Much of the action is stimulated by a global story-buying frenzy prompted by pandemic streaming habits, which coincided with the handiness of Hawai‘i as a relatively COVID-free set.

 But the bigger news in the local filmmaking community isn’t reboots but real roots. More than a dozen local films were selected and screened on the prestigious Criterion Channel in recent mini-festivals. “Local and Native Hawaiian cinema has had exponential growth in the last decade, particularly in the last five years and especially in the last two,” says Taylour Chang, curator of film and performance at the Honolulu Museum of Art, who created the slate for Criterion.

One of the films received Oscar consideration in March—the animated short Kapaemahu. “I think of this moment as a real filmmaking renaissance,” says Dean Hamer, a co-producer-director with Joe Wilson and lead director Hinaleimoana Wong-Kalu, perhaps better known as Kumu Hina, the title of her own Hamer-Wilson biopic.
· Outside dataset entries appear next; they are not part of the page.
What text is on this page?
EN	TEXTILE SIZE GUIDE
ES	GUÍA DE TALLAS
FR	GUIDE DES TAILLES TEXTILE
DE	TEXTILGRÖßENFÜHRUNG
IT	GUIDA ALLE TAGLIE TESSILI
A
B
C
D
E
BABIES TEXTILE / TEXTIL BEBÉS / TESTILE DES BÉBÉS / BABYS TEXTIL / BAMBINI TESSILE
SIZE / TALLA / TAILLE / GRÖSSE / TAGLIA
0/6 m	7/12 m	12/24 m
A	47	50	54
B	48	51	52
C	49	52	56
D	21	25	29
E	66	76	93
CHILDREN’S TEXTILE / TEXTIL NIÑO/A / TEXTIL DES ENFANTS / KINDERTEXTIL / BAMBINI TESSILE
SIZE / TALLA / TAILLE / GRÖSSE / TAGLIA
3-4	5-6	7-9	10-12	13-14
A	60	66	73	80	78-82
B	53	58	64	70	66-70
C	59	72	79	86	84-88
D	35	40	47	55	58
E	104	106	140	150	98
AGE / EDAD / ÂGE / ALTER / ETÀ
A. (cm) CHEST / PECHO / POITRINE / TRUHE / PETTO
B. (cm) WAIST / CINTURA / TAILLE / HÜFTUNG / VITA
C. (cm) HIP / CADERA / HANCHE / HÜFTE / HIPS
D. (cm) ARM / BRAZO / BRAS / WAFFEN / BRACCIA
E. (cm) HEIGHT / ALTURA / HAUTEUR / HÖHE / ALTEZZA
Kapaemahu did win best short at the Atlanta and Foyle film festivals, and the grand prize at the Animayo Film Festival. Using a flattened visual style and colors that evoke tapa cloth designs—and told in ōlelo Ni‘ihau, the only Native Hawaiian dialect to be spoken continuously since before Western contact—it tells the story of how the healing arts of Polynesia were brought to Hawai‘i by four māhū, or third gender, practitioners, who charged four stones with their spirit and wisdom.

“When we started making this film about a Hawaiian legend in a language only spoken by a hundred people in the world, we had no idea that out of 3,000 short films made and 100 that qualified for the Oscars, ours would be one of 10 on the short list,” Hamer says. He credits nonprofit organization Pacific Islanders in Communications in particular for backing the film and many before it, but also cites the continuum of filmmaking support provided by the Hawai‘i International Film Festival; ‘Ohina Short Film Showcase; PBS Hawai‘i; Creative Lab Hawai‘i; Ō‘iwi TV; and a new effort, Good Pitch Local Hawai‘i, “which brings filmmakers with brilliant ideas together with the people who have money, resources and distribution. It’s just a big fancy pitch session!”

Chang cites the same network, adding the Academy for Creative Media at the University of Hawai‘i (but modestly omitting her own influential curatorship of the Doris Duke Theatre at HoMA, which Criterion singles out). “What makes our local film system special is how supportive the community is. You have filmmakers working on each other’s projects, giving each other feedback. Over time, over these years, this has accumulated momentum and it just fuels more and more work.”

Kapaemahu can be viewed on the Criterion Channel and at kapaemahu.com along with Q&As with the filmmakers and another short, The Making of Kapaemahu.